Emerging market economists at Capital Economics forecast Russia will grow by no more than 2-3 percent per year over the next decade – well below the average growth of 7 percent seen during the country's "golden era" between 2000 and 2008.
"We suspect Russia will go from being one of the world's fastest growing economies to one of its biggest underperformers," said Neil Shearing and Liza Ermolenko in a research note from Capital Economics.
According to a flash government estimate in April, the Russian economy grew by 1.1 percent year-on-year in the first quarter of 2013, marking Russia's fifth consecutive quarter of slowing growth.
Shearing and Ermolenko forecast the BRIC nation will grow by just 2.3 percent for the full-year 2013, and 2.8 percent in 2014, and said one-off factors were responsible for its previous boom.
"On the supply side, rapid growth was made possible by two things. The first was the dismantling of the Soviet economy, which created huge amounts of spare capacity. And the second was the onset of market reforms, which spurred productivity improvements. Both of these factors allowed for increases in production, without the need for substantial investment," they wrote.
"On the demand side, a sharp increase in oil prices boosted Russia's income and hence spending power. We estimate that higher oil prices alone have increased Russia's export earnings by a cumulative $1.5 trillion or so, over the past 10 years."
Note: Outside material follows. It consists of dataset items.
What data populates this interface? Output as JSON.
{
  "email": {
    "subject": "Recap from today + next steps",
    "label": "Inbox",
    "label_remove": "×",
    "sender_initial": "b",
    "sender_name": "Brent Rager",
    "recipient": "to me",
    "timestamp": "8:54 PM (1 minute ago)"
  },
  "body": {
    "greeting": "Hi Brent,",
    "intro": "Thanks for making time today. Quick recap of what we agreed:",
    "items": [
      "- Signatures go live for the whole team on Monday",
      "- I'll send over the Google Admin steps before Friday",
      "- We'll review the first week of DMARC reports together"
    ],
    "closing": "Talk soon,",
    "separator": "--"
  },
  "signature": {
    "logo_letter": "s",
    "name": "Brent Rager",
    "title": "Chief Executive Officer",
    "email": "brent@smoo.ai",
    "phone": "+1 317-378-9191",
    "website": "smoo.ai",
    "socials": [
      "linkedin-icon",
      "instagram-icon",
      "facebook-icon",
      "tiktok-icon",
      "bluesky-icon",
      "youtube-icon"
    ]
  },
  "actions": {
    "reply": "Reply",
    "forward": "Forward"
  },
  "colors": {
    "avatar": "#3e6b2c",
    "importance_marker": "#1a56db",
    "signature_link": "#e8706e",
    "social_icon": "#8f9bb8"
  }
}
Oil and gas account for a large and increasing share of Russian exports, making up around two-thirds of total exports in 2012. According to Fitch Ratings, Russia is the most oil-dependent of the world's 10 largest economies, with oil and gas accounting for 50 percent of federal government revenues and up to 20 percent of gross domestic product.
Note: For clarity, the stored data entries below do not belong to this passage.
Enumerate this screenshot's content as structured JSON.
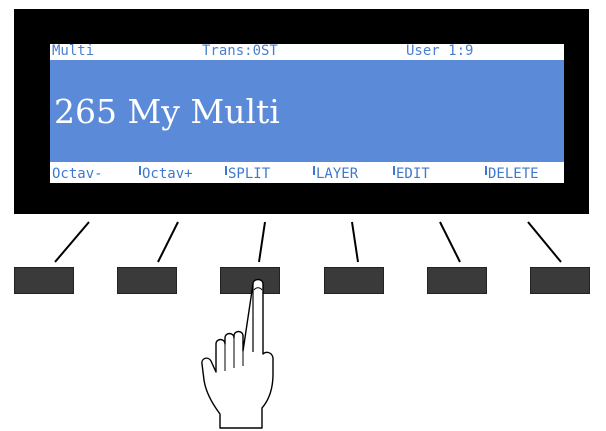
{
  "display": {
    "mode_label": "Multi",
    "transpose_label": "Trans:0ST",
    "bank_label": "User 1:9",
    "program_name": "265 My Multi"
  },
  "soft_buttons": [
    {
      "label": "Octav-"
    },
    {
      "label": "Octav+"
    },
    {
      "label": "SPLIT"
    },
    {
      "label": "LAYER"
    },
    {
      "label": "EDIT"
    },
    {
      "label": "DELETE"
    }
  ],
  "colors": {
    "bezel": "#000000",
    "lcd_highlight": "#5b8ad8",
    "lcd_text": "#4a7fcf",
    "button": "#3a3a3a"
  },
  "pressed_button": "SPLIT",
  "icons": {
    "pointer": "pointing-hand-icon"
  }
}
However, weak demand, particularly from China, and record U.S. stockpiles have weighed heavily on oil prices this year. Brent crude oil is down 14 percent from its 2013 peak of $119.17 per barrel; on Wednesday, Brent traded at $102.65.
(Read More: Oversupply to Keep Oil Prices in Check)
Nonetheless, Shearing and Ermolenko said Russian growth was more at risk from internal supply-side problems than a continued decline in oil prices.
"Russia's supply potential is more constrained. The productivity improvements that were created by initial market reforms have now been exhausted, while the spare capacity created during the post-Soviet transition has been used up.
"At the same time, demographic pressures mean the population is shrinking. In order to ease pressure on the supply side, investment needs to increase from its current low levels," they wrote.
Francesc Balcells, a fund manager in Pimco's emerging market team, agreed that increasing inward investment was vital, and said Russia must focus on accelerating structural reforms and improving its investment climate.
The country's weak environment for investment is reflected in the World Bank's 2013 "Doing Business" survey, which ranked it 117th out of 185 countries, below the likes of Brazil, Turkey, Poland and Chile.
Shearing and Ermolenko warned that without reforms to increase investment, Russia could enter a period of permanently weaker growth.
"Unlike in other emerging markets,Russia's low investment rate does not appear to stem from a low level of domestic savings. Instead a poor business environment and lack of investor protection seem to be the main obstacles. The government has recognized the need to raise investment, but we suspect that vested interests will frustrate change on the ground," they wrote.
(Read More: Russia in 'No Hurry' to Privatize: Deputy Minister)
Russia's former finance minister, Alexei Kudrin, flagged similar concerns last month when he took President Vladimir Putin to task on live television for blaming Russia's economic woes on the lackluster global economic climate.
"The main factors of this slowdown remain internal," Kudrin said during the televised session.
(Read More:Putin's Popularity Wanes as Russia's Boom Ends)
On Friday, the European Bank for Reconstruction and Development, which invests in former communist countries,warned that weaker activity in Russia was harming Eastern Europe as a whole. It sharply downgraded its 2013 growth outlook for the region to 2.2 percent, citing a slowdown in large regional players such as Poland and Turkey, and Russia in particular.